Negli ultimi anni si sta assistendo al ripescaggio del leggendario formato fisico del vinile, esaltato spesso non solo per l’indubbio fascino estetico, ma anche per la qualità audio ritenuta da molti ancora imbattuta. Tuttavia, questo fenomeno letto da un altro punto di vista risulta preoccupante sotto diversi aspetti e rappresenta con grande chiarezza la fragilità artistica e commerciale che la musica sta vivendo nell’ultimo decennio. Dagli anni di Napster la musica ha subito irrimediabili trasformazioni rimaste a lungo ignorate dalle case discografiche ancorate ad un modello sempre più obsoleto. Il risultato fu il proliferarsi della pirateria e un calo drastico nella vendita di prodotti di minor portata.

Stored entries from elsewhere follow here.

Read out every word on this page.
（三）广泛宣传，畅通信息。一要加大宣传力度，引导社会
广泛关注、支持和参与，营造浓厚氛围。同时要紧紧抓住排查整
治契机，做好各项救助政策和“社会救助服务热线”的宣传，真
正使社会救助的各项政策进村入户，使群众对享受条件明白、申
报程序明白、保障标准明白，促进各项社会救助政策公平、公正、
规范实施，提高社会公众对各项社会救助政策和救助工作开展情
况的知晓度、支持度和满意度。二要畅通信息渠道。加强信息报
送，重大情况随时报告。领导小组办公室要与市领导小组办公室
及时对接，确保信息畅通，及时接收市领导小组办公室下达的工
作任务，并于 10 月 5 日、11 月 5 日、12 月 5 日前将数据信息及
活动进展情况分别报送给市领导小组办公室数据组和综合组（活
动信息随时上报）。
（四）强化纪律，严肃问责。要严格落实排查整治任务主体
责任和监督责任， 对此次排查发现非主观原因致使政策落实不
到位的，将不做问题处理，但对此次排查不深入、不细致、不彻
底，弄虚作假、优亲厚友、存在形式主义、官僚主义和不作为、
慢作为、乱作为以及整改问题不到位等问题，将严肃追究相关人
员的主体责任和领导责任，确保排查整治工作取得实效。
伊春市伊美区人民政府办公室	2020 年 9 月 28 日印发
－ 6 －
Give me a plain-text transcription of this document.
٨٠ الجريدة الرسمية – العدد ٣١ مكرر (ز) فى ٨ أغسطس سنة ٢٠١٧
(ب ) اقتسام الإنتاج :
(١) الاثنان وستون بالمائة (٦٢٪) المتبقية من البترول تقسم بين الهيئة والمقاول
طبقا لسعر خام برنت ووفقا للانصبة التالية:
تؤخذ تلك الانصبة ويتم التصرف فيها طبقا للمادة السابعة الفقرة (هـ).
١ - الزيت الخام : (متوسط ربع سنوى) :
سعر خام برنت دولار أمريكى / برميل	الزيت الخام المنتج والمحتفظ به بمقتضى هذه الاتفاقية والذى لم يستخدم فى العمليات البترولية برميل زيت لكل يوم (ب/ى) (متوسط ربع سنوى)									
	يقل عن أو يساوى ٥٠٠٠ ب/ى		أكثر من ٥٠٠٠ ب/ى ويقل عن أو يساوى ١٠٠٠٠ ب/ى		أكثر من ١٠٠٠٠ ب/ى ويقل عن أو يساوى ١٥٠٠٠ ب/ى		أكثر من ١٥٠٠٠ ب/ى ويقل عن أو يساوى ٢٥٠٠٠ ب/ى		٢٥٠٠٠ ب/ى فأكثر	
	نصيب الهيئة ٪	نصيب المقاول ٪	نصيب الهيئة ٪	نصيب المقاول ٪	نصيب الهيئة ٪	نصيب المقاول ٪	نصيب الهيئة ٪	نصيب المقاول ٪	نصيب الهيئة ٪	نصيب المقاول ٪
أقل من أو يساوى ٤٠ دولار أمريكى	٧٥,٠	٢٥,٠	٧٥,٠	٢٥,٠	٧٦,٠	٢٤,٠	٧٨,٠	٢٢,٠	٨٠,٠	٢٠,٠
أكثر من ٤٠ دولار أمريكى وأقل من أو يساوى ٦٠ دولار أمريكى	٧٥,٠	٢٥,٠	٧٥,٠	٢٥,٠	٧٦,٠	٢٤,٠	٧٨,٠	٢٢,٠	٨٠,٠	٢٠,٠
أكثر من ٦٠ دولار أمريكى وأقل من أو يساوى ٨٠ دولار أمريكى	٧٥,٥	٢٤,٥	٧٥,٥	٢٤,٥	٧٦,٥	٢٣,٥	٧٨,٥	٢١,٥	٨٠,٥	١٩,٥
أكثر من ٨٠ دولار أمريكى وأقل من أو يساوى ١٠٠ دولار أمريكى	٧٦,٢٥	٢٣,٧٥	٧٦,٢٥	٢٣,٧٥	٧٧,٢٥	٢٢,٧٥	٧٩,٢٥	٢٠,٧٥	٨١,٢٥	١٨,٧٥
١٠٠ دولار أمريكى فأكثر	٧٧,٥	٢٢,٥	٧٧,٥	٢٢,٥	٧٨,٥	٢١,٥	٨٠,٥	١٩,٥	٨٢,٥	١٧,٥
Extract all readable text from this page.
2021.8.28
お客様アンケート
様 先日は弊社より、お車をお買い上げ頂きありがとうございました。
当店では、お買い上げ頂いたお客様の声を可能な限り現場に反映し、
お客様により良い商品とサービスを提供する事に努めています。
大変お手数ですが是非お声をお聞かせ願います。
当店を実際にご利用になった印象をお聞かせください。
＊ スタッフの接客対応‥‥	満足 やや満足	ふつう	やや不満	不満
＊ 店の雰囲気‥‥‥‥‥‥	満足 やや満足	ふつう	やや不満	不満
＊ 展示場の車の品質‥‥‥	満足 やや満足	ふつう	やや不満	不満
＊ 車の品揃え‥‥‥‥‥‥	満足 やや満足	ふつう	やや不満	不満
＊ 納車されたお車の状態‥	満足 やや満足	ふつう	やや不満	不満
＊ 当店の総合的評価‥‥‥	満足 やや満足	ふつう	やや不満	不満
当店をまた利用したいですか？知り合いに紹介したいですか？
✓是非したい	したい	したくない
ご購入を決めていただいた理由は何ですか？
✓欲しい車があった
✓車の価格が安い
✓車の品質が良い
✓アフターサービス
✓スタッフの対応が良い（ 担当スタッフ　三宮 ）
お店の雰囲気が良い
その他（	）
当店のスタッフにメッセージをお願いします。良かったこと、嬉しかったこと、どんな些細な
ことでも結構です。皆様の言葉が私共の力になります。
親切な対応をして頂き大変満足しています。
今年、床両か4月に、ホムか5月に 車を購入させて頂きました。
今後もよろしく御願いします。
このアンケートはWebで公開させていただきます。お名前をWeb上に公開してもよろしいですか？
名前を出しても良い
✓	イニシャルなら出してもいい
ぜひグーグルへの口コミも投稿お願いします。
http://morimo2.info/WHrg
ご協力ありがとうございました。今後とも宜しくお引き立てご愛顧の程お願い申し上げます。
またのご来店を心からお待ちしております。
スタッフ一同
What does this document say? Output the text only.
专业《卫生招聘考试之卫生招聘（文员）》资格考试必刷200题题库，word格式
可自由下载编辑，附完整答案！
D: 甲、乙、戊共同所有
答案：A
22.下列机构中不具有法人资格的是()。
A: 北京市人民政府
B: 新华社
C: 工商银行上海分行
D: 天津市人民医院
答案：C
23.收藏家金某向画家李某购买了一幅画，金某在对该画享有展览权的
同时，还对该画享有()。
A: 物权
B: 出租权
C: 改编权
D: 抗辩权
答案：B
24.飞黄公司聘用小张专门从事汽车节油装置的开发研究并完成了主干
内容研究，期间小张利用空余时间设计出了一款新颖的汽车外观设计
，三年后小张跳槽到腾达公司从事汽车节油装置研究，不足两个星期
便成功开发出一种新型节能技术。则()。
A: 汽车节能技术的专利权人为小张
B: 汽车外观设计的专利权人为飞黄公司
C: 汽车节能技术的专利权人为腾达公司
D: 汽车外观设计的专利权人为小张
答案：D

La conseguenza maggiore scaturita dall’incontrollato fenomeno è uno scenario segnato dalla mancanza di rispetto per il lavoro di musicista, dall’eccessiva fruibilità al suo lavoro (grazie al download illegale) e dalla scarsa consapevolezza dello sforzo che si cela dietro (questo non riguarda solo la musica, ma per adesso non ci interessa andare più a fondo). La Apple con Itunes anticipò già di più di un decennio il business della musica digitale, ma Itunes rimase (e rimane tuttora) un prodotto prevalentemente di nicchia. Il suo contributo fu comunque fondamentale nell’aprire la strada alle moderne app streaming. Queste offrono tramite un pagamento mensile, una libreria musicale quasi sconfinata con diverse possibilità di riproduzione. Alla luce di tutto ciò risulta spontaneo chiedersi quale sia effettivamente il ruolo del vinile nella musica moderna, ormai profondamente legata allo sviluppo digitale. I costi di produzione di un vinile sono troppo alti da risultare insostenibili e vengono perciò stampati in tirature limitate. La sua riproducibilità è relegata unicamente alla dimensione domestica e richiede attrezzatura adatta per goderne pienamente le qualità. L’unico aspetto positivo è forse il gusto del collezionismo che il digitale nella sua volatilità non riesce a restituire.
Possiamo supporre si tratti di una fase di transizione, un attacco di immatura malinconia che cela dietro di sé la paura del futuro. Questo tipo di ragionamento è nocivo sul lungo termine e sporca il passato glorioso di un formato che ha fatto storia. La musica accrescendo la sua complessità, ha anche covato una sempre maggiore fragilità che si sfoga spesso in operazioni nostalgiche. Un sistema fragile e ordinato per crescere deve assumere il comportamento opposto. Solo rompendo e rimescolando si può avere la speranza di raggiungere qualcosa di nuovo ed è inutile pretendere di prevedere quello che potrà accadere. Il nostro compito a questo punto risulta tanto semplice quanto difficile: rimettere tutto in discussione per l’ennesima volta, a cominciare dal 33 giri.